Le site proposé, IDA Ireland est pertinent, facile d’utilisation, et met en avant de façon claire tous les atouts que présente l’île tant pour un entrepreneur de petite ou de moyenne entreprise que pour un dirigeant de grosse boite cotée en bourse. C’est, bien évidemment, un site institutionnel (et donc payé par le contribuable irlandais) qui vise à promouvoir et à faciliter tout investissement étranger. Un petit parcours sur le site vous convaincra sans mal que les pages et les services proposés correspondent assez bien à ce qu’on est en droit d’attendre d’un site institutionnel de ce type. Bref, c’est efficace.

Au passage, on notera qu’il existe différentes versions du même site décliné en fonction de la langue : idaireland.cn pour le chinois, idaireland.ru pour le russe, idaireland.in pour les indiens et même idaireland.fr pour les français.

Et bien évidemment, par curiosité, on est maintenant tenté de procéder de la même façon pour « investir en France », ou, puisque nous nous plaçons dans une optique internationale, « investing in France ». Là encore, joie, bonheur et SEO bien compris, le résultat le plus pertinent est aussi ce site institutionnel payé par le contribuable français que le monde entier ne nous envie pas des masses puisqu’il ne sait pas qu’il existe. Il est intitulé « Invest in France : articles and information ». On notera que le site, en « .fr » uniquement, est cette fois-ci en anglais et que vous avez un choix de langues (en haut à droite) qui malheureusement ne satisfera pas les investisseurs chinois ou russes par exemple. Bah. En bons Français, pour les Russes, on se consolera en se disant qu’avec le précédent des Mistrals, ils ne se bousculaient pas de toute façon. Quant aux Chinois, avec les soucis économiques qu’ils ont, pas besoin de s’enquiquiner avec eux, n’est-ce pas ?

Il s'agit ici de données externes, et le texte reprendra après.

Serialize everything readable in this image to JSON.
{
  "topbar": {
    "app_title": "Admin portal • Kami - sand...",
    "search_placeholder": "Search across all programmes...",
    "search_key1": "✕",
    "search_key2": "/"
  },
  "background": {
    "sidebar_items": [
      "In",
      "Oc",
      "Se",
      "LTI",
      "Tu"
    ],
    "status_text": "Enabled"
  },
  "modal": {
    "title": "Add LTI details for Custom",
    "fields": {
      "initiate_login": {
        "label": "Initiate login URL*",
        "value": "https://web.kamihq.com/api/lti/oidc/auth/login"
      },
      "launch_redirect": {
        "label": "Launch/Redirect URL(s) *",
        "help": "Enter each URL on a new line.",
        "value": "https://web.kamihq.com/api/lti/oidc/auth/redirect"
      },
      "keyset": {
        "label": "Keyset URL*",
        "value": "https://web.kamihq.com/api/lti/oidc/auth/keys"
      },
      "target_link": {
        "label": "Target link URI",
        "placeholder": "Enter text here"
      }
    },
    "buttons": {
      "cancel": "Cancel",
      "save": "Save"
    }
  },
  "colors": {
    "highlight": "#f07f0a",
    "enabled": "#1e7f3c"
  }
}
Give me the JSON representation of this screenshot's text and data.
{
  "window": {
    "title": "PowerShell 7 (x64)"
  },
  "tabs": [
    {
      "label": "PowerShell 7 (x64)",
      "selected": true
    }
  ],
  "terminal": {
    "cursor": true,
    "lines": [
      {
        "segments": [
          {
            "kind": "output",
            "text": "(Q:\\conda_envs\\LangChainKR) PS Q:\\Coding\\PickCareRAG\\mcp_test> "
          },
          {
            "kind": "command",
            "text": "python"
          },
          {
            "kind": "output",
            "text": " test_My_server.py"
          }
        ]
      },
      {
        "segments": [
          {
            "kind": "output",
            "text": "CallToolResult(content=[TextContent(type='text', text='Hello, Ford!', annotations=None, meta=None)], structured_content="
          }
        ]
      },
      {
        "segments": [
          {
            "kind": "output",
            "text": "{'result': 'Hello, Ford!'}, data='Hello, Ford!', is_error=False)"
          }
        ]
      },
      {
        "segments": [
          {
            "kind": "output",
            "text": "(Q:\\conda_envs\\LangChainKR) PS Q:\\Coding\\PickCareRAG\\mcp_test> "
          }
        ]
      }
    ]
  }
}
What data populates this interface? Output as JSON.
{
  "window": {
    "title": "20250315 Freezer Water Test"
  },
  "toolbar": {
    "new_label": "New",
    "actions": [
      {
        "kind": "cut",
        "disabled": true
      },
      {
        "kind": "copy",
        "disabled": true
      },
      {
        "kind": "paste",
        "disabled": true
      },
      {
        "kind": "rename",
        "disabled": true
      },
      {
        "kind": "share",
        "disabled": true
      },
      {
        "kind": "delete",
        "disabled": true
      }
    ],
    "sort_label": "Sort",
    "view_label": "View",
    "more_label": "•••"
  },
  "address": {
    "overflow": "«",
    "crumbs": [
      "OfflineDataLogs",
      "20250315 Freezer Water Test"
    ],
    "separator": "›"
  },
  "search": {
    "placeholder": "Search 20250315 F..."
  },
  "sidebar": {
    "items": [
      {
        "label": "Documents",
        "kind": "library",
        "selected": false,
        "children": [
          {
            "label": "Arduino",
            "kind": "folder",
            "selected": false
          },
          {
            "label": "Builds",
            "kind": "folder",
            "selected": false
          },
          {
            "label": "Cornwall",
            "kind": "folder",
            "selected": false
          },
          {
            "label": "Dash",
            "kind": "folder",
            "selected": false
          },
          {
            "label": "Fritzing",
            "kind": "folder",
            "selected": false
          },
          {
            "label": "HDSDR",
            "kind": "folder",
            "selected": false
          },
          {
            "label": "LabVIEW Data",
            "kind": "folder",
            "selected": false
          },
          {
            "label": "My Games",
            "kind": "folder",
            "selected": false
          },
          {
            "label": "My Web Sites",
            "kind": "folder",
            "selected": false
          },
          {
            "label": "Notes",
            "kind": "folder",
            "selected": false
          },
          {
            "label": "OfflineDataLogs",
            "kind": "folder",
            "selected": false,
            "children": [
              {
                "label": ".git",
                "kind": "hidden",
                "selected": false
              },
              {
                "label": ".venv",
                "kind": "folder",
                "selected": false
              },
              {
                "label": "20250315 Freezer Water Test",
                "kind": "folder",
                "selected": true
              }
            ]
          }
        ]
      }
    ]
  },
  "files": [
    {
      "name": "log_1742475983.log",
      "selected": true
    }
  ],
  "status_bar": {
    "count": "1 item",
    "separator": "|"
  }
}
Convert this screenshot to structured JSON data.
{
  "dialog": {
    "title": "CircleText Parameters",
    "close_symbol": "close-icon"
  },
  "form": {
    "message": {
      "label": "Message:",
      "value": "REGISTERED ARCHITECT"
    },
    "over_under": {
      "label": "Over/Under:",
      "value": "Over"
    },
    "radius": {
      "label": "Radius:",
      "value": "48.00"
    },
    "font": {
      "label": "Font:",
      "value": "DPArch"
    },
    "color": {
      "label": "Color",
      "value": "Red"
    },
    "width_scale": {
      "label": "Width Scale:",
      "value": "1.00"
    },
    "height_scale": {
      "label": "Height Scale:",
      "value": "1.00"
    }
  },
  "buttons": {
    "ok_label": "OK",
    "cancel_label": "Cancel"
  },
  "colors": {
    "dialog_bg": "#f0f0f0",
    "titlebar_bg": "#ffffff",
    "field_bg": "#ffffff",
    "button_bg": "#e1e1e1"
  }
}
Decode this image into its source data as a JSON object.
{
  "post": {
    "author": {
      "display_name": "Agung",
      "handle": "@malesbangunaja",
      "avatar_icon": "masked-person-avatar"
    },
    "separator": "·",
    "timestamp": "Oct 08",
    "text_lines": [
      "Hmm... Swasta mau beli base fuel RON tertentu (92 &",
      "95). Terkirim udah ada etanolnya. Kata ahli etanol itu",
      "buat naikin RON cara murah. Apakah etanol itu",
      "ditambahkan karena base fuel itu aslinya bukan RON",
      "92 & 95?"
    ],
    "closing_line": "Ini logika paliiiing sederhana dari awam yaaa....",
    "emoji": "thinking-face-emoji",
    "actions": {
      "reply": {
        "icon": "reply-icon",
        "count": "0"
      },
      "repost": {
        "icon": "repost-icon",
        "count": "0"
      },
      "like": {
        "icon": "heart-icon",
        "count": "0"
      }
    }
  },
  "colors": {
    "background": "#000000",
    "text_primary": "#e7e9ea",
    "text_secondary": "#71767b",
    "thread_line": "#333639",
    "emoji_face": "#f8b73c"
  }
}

Reste que la mise en avant des atouts du pays pour les investisseurs, la construction du site en lui-même… laissent un peu songeur.

pluto petitJugez plutôt : là où le site irlandais et l’institution derrière ont entièrement conçu leur démarche afin de répondre aux attentes de l’investisseur potentiel, et le font de façon fluide, claire et simple (le taux d’imposition des sociétés, à 12,5%, y est d’ailleurs explicitement affiché en grand, et visible rapidement en quelques coups de molette souris), l’institution française, dans son site, parle beaucoup d’elle-même (fusion des entités bidule et machin, ses ministres, ses comités théodule, etc.), ou balance de l’acronyme avec une nonchalance certainement déstabilisante pour un lecteur étranger (UCCIFE par ici, AFII par là) dans de lourds pavés textuels excitants comme une dissertation d’entrée à l’ENA.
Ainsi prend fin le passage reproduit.